Not because life is less important than work. It’s because “life” and “work” as two distinct things which can be separated and weighed on a scale no longer exist. Mobile devices, remote-access email, and cross-continental meetings keep people tethered to both their jobs and their personal lives 24-7. The good news for managers and executives is that your employees are always on. The bad news? They’re always on.

A Double-Edged Sword

Work-life balance is more like a work-life tightrope. If employees (and their employers) aren’t careful, they risk stress and burnout.

But “always on” is also one of the most empowering trends in business. More so than ever before, employees have the freedom and flexibility to work from anywhere. This concept is known as “work-life effectiveness.” That, not an illusory balance, is the real goal.

Harnessing the Power of “Always On”

How can companies help their people achieve work-life effectiveness? By investing in programs that cultivate the strengths, and minimize the weaknesses, of “always on.”

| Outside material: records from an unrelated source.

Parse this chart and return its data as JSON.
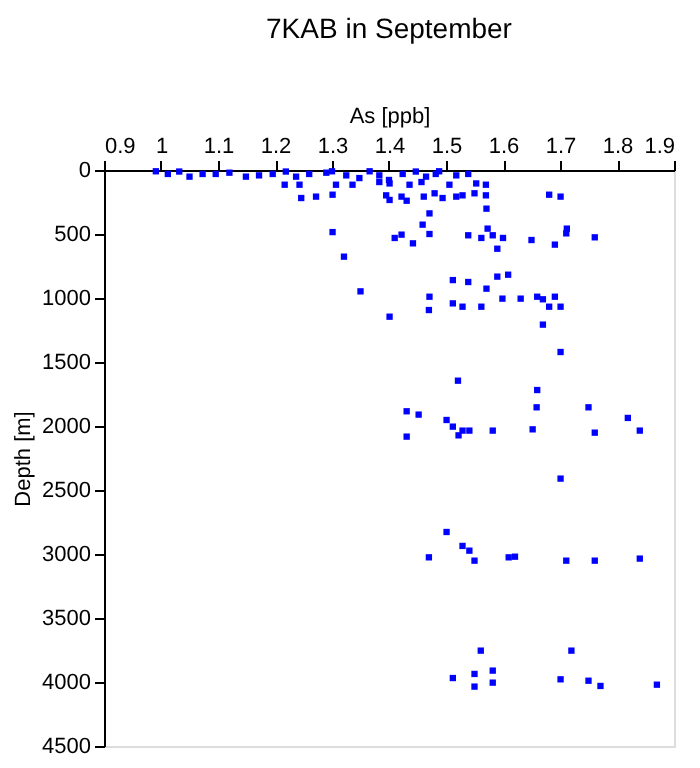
{
  "chart_data": {
    "type": "scatter",
    "title": "7KAB in September",
    "xlabel": "As [ppb]",
    "ylabel": "Depth [m]",
    "xlim": [
      0.9,
      1.9
    ],
    "xticks": [
      0.9,
      1,
      1.1,
      1.2,
      1.3,
      1.4,
      1.5,
      1.6,
      1.7,
      1.8,
      1.9
    ],
    "ylim": [
      4500,
      0
    ],
    "yticks": [
      0,
      500,
      1000,
      1500,
      2000,
      2500,
      3000,
      3500,
      4000,
      4500
    ],
    "grid": false,
    "legend": false,
    "marker": "square",
    "series": [
      {
        "color": "#0000ff",
        "x": [
          0.991,
          1.012,
          1.032,
          1.05,
          1.073,
          1.096,
          1.12,
          1.149,
          1.172,
          1.196,
          1.219,
          1.237,
          1.26,
          1.29,
          1.3,
          1.325,
          1.348,
          1.366,
          1.383,
          1.4,
          1.424,
          1.447,
          1.465,
          1.482,
          1.488,
          1.518,
          1.539,
          1.217,
          1.243,
          1.307,
          1.336,
          1.383,
          1.401,
          1.436,
          1.457,
          1.506,
          1.553,
          1.57,
          1.246,
          1.272,
          1.301,
          1.395,
          1.422,
          1.461,
          1.48,
          1.494,
          1.518,
          1.529,
          1.55,
          1.57,
          1.681,
          1.701,
          1.401,
          1.431,
          1.471,
          1.571,
          1.459,
          1.573,
          1.712,
          1.301,
          1.41,
          1.422,
          1.471,
          1.539,
          1.562,
          1.582,
          1.6,
          1.65,
          1.711,
          1.761,
          1.442,
          1.691,
          1.59,
          1.321,
          1.512,
          1.539,
          1.59,
          1.609,
          1.571,
          1.35,
          1.471,
          1.512,
          1.529,
          1.562,
          1.599,
          1.631,
          1.66,
          1.67,
          1.691,
          1.681,
          1.701,
          1.47,
          1.401,
          1.67,
          1.701,
          1.521,
          1.66,
          1.659,
          1.75,
          1.431,
          1.452,
          1.501,
          1.512,
          1.522,
          1.529,
          1.541,
          1.582,
          1.652,
          1.761,
          1.819,
          1.84,
          1.431,
          1.701,
          1.501,
          1.529,
          1.541,
          1.47,
          1.55,
          1.61,
          1.621,
          1.711,
          1.761,
          1.84,
          1.561,
          1.72,
          1.512,
          1.55,
          1.582,
          1.55,
          1.582,
          1.701,
          1.75,
          1.771,
          1.87
        ],
        "values": [
          10,
          31,
          12,
          52,
          31,
          31,
          21,
          52,
          42,
          31,
          12,
          52,
          31,
          21,
          10,
          42,
          63,
          10,
          42,
          78,
          31,
          12,
          52,
          31,
          10,
          42,
          31,
          115,
          115,
          115,
          115,
          94,
          105,
          115,
          94,
          115,
          105,
          115,
          219,
          208,
          193,
          198,
          208,
          208,
          182,
          219,
          208,
          198,
          182,
          198,
          193,
          208,
          234,
          240,
          339,
          302,
          427,
          458,
          458,
          485,
          531,
          505,
          500,
          510,
          531,
          510,
          531,
          547,
          495,
          526,
          573,
          583,
          615,
          677,
          860,
          875,
          833,
          818,
          927,
          948,
          990,
          1042,
          1068,
          1068,
          1005,
          1005,
          990,
          1010,
          990,
          1068,
          1068,
          1094,
          1146,
          1208,
          1422,
          1646,
          1719,
          1854,
          1854,
          1885,
          1911,
          1953,
          2005,
          2073,
          2036,
          2036,
          2036,
          2026,
          2052,
          1937,
          2036,
          2083,
          2411,
          2828,
          2937,
          2974,
          3026,
          3052,
          3026,
          3021,
          3052,
          3052,
          3036,
          3755,
          3755,
          3969,
          3937,
          3911,
          4036,
          4005,
          3979,
          3990,
          4031,
          4021
        ]
      }
    ]
  }
}
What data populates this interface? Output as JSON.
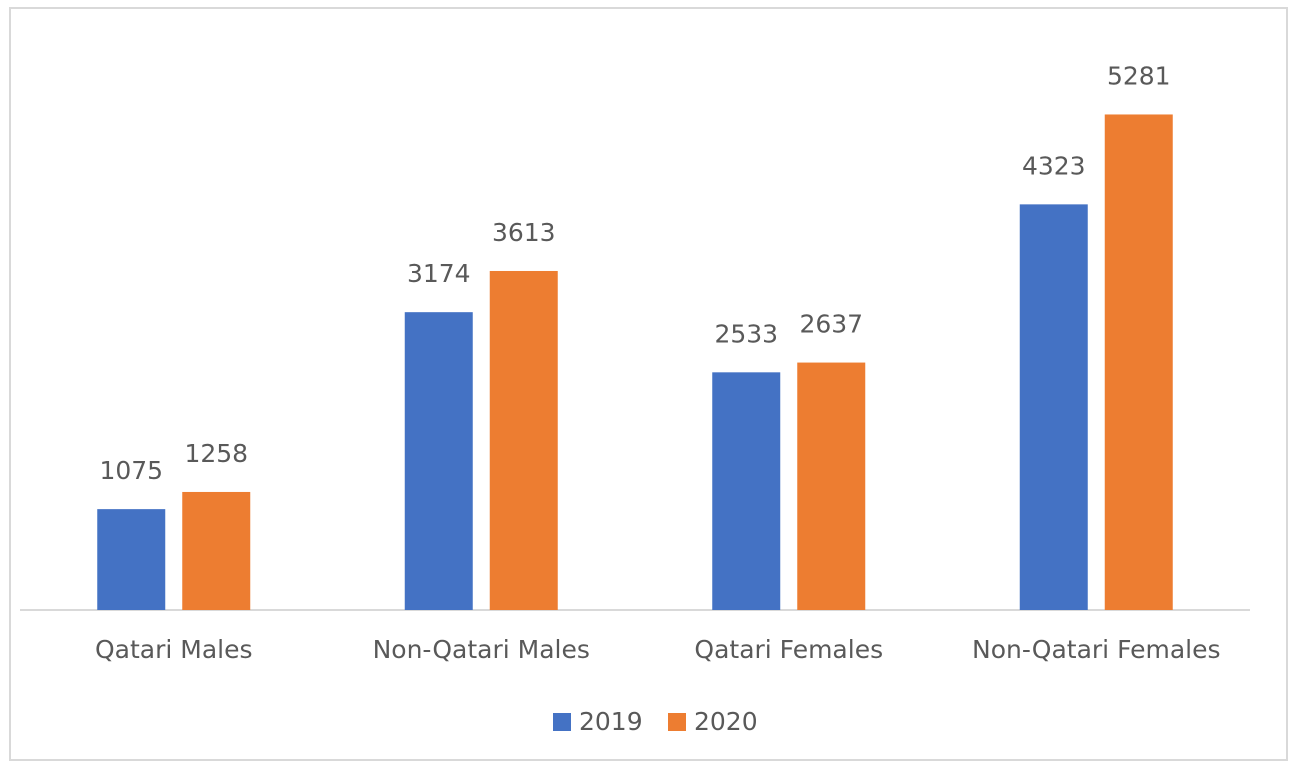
{
  "chart_data": {
    "type": "bar",
    "categories": [
      "Qatari Males",
      "Non-Qatari Males",
      "Qatari Females",
      "Non-Qatari Females"
    ],
    "series": [
      {
        "name": "2019",
        "color": "#4472c4",
        "values": [
          1075,
          3174,
          2533,
          4323
        ]
      },
      {
        "name": "2020",
        "color": "#ed7d31",
        "values": [
          1258,
          3613,
          2637,
          5281
        ]
      }
    ],
    "ylim": [
      0,
      6000
    ],
    "legend": "bottom",
    "grid": false
  }
}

Companies must support work styles that serve employees at all ends of the spectrum. Workaholics are predisposed to 17 hour workdays; they need to feel external pressure before they’ll take time off. And procrastinators? Without enough structure, they’ll fall through the cracks.

Your company needs to make sure that everybody is happy, healthy, and performing optimally. Here are some pointers to get started:

1. Build a Culture of Trust

It’s tough for employees to be motivated when they feel as if they’re under a microscope. They may be uncomfortable taking time off, and scared to work from home — even if they’re spending late (and possibly unproductive) nights at the office.

To keep employees from confusing productivity with logging time at a desk, encourage them to spend some of that time working in an alternative environment where they can be efficient. Avoid the appearance of favoritism by establishing a formal company policy regarding remote working. Ask managers to keep a pulse on stress (and sleep) levels and ensure that their people are taking time off occasionally to rest and recharge.

2. Embrace Fun at the Office

The concept of work-life balance assumes that people aren’t happy and fulfilled at work. That’s a problem. Study after study links employee morale with profitability. If your employees aren’t happy, your business is in serious trouble.

According to GeekWire.com, workplace happiness is driven more by co-workers than managers. Understanding this trend, leadership teams should aim to create a sense of community within the workplace with regular lunches, happy hours, and off-site events.

More importantly, companies need to put serious thought into their hiring decisions. Build a community of people who mesh well with each other and have fun together. It’s much more enjoyable to spend 40+ hours a week with coworkers that you’ll enjoy being around.

If you’re not sure where to start, start by talking with your employees and getting a good understanding of what they perceive as lacking. It may be easier to use a simple office poll so people can remain anonymous. You may be surprised at how eager your employees are to share their “ideal” workplace. Take these findings and start to incorporate them on a weekly basis.

3. Give Employees Their Space

Managers, keep those midnight emails to a minimum. Even if you’re a night owl, many of your employees aren’t. An evening email can put unnecessary pressure on team members to compulsively check their smartphones — even if you don’t expect a response. It’s unnecessary stress.

Save your messages as drafts, and wait until the next morning to send them. If your employees see their managers online late at night, they may feel pressured to be available rather than resting and recharging.

Learning to Manage Less

It may sound counterintuitive, but organizations can encourage work-life effectiveness by managing their employees less. Encourage team members to self-regulate their time in the office and workloads. Focus on empowering them with the resources to succeed, and measure performance based on results and outcomes. Micro-managing will take you nowhere. Additionally, employees and teams who are given autonomy to manage their projects as they see fit will appreciate the ability to self-start and self-organize. Hire good people that you trust and then get out of the way.